From The Free On-line Dictionary of Computing (18 March 2015) :

  kluge
  
      /klooj/, /kluhj/ (From German "klug" /kloog/ - clever
     and Scottish "{kludge") 1. A Rube Goldberg (or Heath
     Robinson) device, whether in hardware or software.
  
     The spelling "kluge" (as opposed to "kludge") was used in
     connection with computers as far back as the mid-1950s and, at
     that time, was used exclusively of *hardware* kluges.
  
     2.  A clever programming trick intended to solve
     a particular nasty case in an expedient, if not clear, manner.

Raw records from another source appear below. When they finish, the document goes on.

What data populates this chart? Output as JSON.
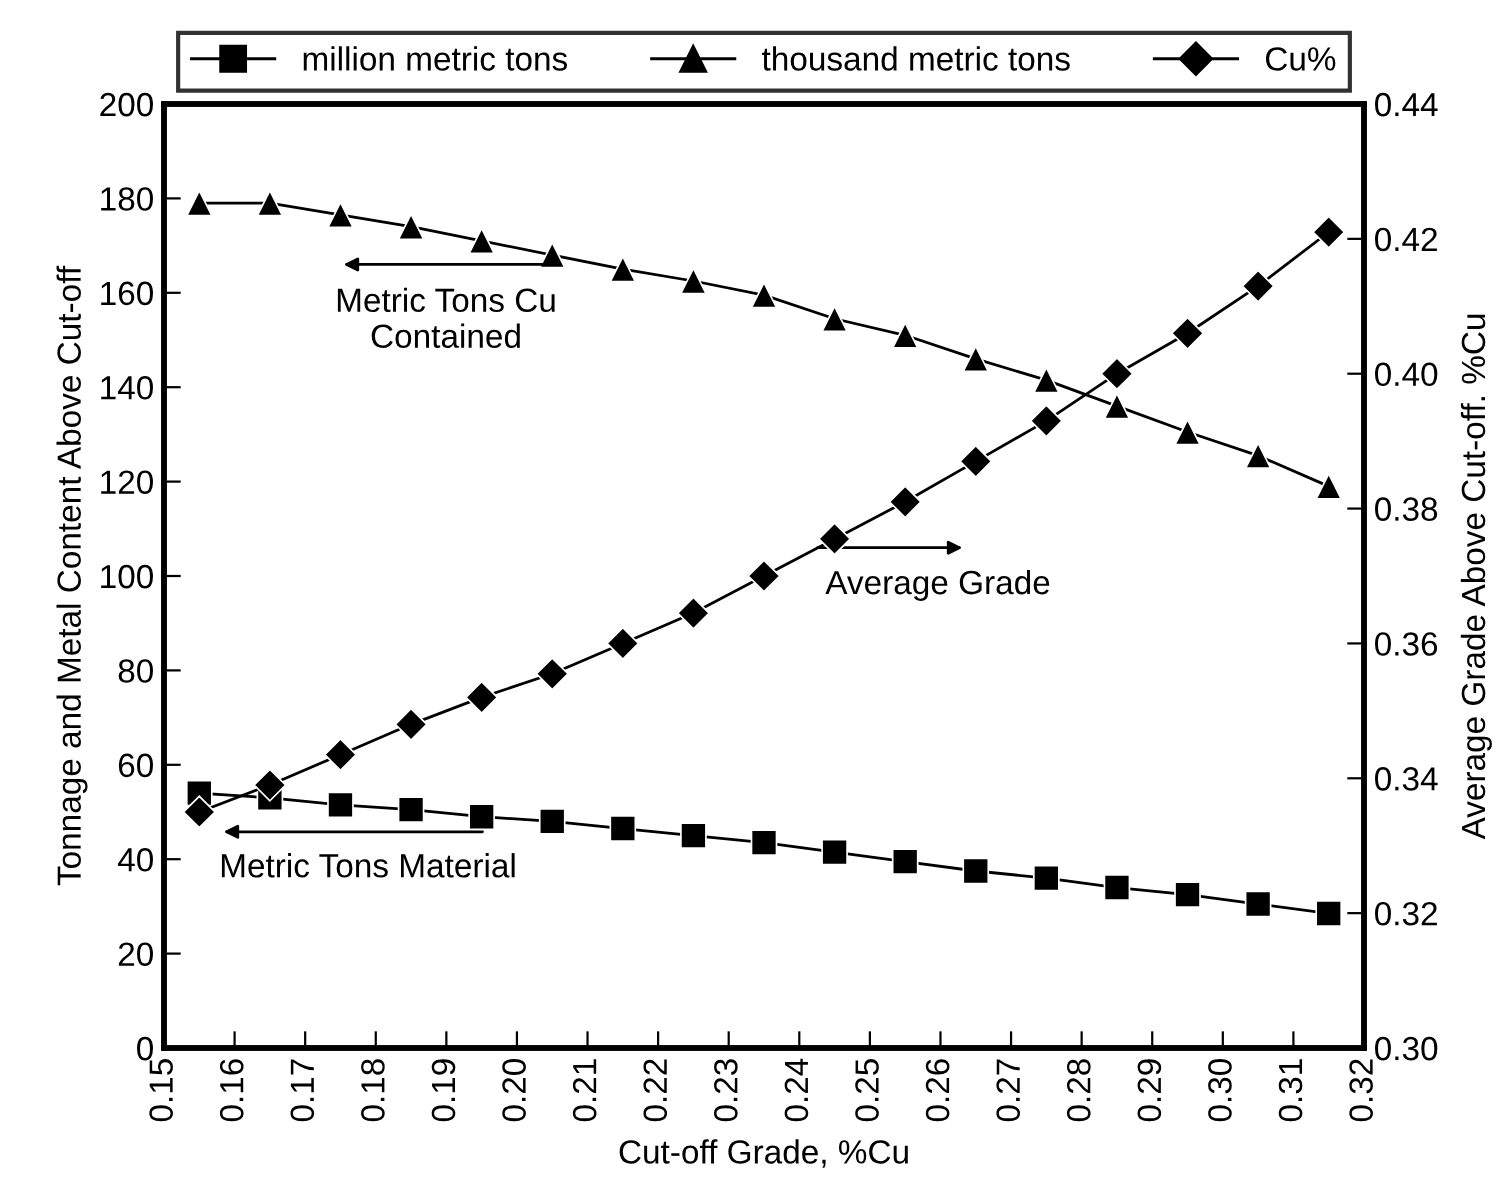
{
  "chart_data": {
    "type": "line",
    "xlabel": "Cut-off Grade, %Cu",
    "ylabel": "Tonnage and Metal Content Above Cut-off",
    "y2label": "Average Grade Above Cut-off. %Cu",
    "x": [
      0.155,
      0.165,
      0.175,
      0.185,
      0.195,
      0.205,
      0.215,
      0.225,
      0.235,
      0.245,
      0.255,
      0.265,
      0.275,
      0.285,
      0.295,
      0.305,
      0.315
    ],
    "series": [
      {
        "name": "million metric tons",
        "color": "#000000",
        "marker": "square",
        "values": [
          54,
          53,
          51.5,
          50.5,
          49,
          48,
          46.5,
          45,
          43.5,
          41.5,
          39.5,
          37.5,
          36,
          34,
          32.5,
          30.5,
          28.5
        ]
      },
      {
        "name": "thousand metric tons",
        "color": "#000000",
        "marker": "triangle",
        "values": [
          179,
          179,
          176.5,
          174,
          171,
          168,
          165,
          162.5,
          159.5,
          154.5,
          151,
          146,
          141.5,
          136,
          130.5,
          125.5,
          119
        ]
      },
      {
        "name": "Cu%",
        "color": "#000000",
        "marker": "diamond",
        "axis": "y2",
        "values": [
          0.335,
          0.339,
          0.3435,
          0.348,
          0.352,
          0.3555,
          0.36,
          0.3645,
          0.37,
          0.3755,
          0.381,
          0.387,
          0.393,
          0.4,
          0.406,
          0.413,
          0.421
        ]
      }
    ],
    "xlim": [
      0.15,
      0.32
    ],
    "xticks": [
      {
        "value": 0.15,
        "label": "0.15"
      },
      {
        "value": 0.16,
        "label": "0.16"
      },
      {
        "value": 0.17,
        "label": "0.17"
      },
      {
        "value": 0.18,
        "label": "0.18"
      },
      {
        "value": 0.19,
        "label": "0.19"
      },
      {
        "value": 0.2,
        "label": "0.20"
      },
      {
        "value": 0.21,
        "label": "0.21"
      },
      {
        "value": 0.22,
        "label": "0.22"
      },
      {
        "value": 0.23,
        "label": "0.23"
      },
      {
        "value": 0.24,
        "label": "0.24"
      },
      {
        "value": 0.25,
        "label": "0.25"
      },
      {
        "value": 0.26,
        "label": "0.26"
      },
      {
        "value": 0.27,
        "label": "0.27"
      },
      {
        "value": 0.28,
        "label": "0.28"
      },
      {
        "value": 0.29,
        "label": "0.29"
      },
      {
        "value": 0.3,
        "label": "0.30"
      },
      {
        "value": 0.31,
        "label": "0.31"
      },
      {
        "value": 0.32,
        "label": "0.32"
      }
    ],
    "ylim": [
      0,
      200
    ],
    "yticks": [
      0,
      20,
      40,
      60,
      80,
      100,
      120,
      140,
      160,
      180,
      200
    ],
    "y2lim": [
      0.3,
      0.44
    ],
    "y2ticks": [
      {
        "value": 0.3,
        "label": "0.30"
      },
      {
        "value": 0.32,
        "label": "0.32"
      },
      {
        "value": 0.34,
        "label": "0.34"
      },
      {
        "value": 0.36,
        "label": "0.36"
      },
      {
        "value": 0.38,
        "label": "0.38"
      },
      {
        "value": 0.4,
        "label": "0.40"
      },
      {
        "value": 0.42,
        "label": "0.42"
      },
      {
        "value": 0.44,
        "label": "0.44"
      }
    ],
    "annotations": [
      "Metric Tons Cu\nContained",
      "Average Grade",
      "Metric Tons Material"
    ],
    "legend": "top",
    "grid": false,
    "line_style": "solid"
  }
}
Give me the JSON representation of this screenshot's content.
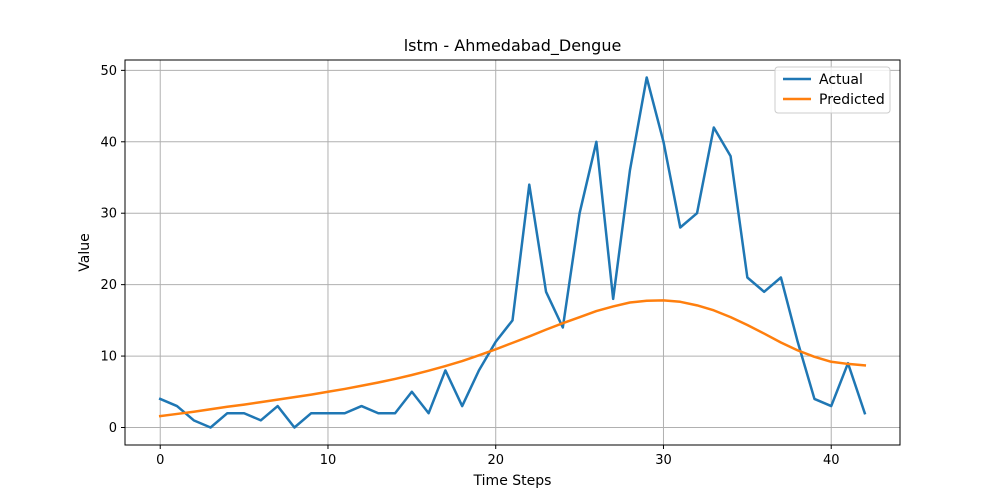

     Often used to repair bugs.  Often involves ad-hockery and
     verges on being a crock.  In fact, the TMRC Dictionary
     defined "kludge" as "a crock that works".
  
     3. Something that works for the wrong reason.
  
     4. ({WPI) A feature that is implemented in a rude manner.
  
     In 1947, the "New York Folklore Quarterly" reported a classic
     shaggy-dog story "Murgatroyd the Kluge Maker" then current in
     the Armed Forces, in which a "kluge" was a complex and
     puzzling artifact with a trivial function.  Other sources
     report that "kluge" was common Navy slang in the WWII era for
     any piece of electronics that worked well on shore but
     consistently failed at sea.
  
     However, there is reason to believe this slang use may be a
     decade older.  Several respondents have connected it to the
     brand name of a device called a "Kluge paper feeder" dating
     back at least to 1935, an adjunct to mechanical printing
     presses.  The Kluge feeder was designed before small, cheap
     electric motors and control electronics; it relied on a
     fiendishly complex assortment of cams, belts, and linkages to
     both power and synchronise all its operations from one motive
     driveshaft.  It was accordingly tempermental, subject to
     frequent breakdowns, and devilishly difficult to repair - but
     oh, so clever!  One traditional folk etymology of "klugen"
     makes it the name of a design engineer; in fact, "Kluge" is a
     surname in German, and the designer of the Kluge feeder may
     well have been the man behind this myth.
  
     TMRC and the MIT hacker culture of the early 1960s seems to
     have developed in a milieu that remembered and still used some
     WWII military slang (see also foobar).  It seems likely that
     "kluge" came to MIT via alumni of the many military
     electronics projects run in Cambridge during the war (many in
     MIT's venerable Building 20, which housed TMRC until the
     building was demolished in 1999).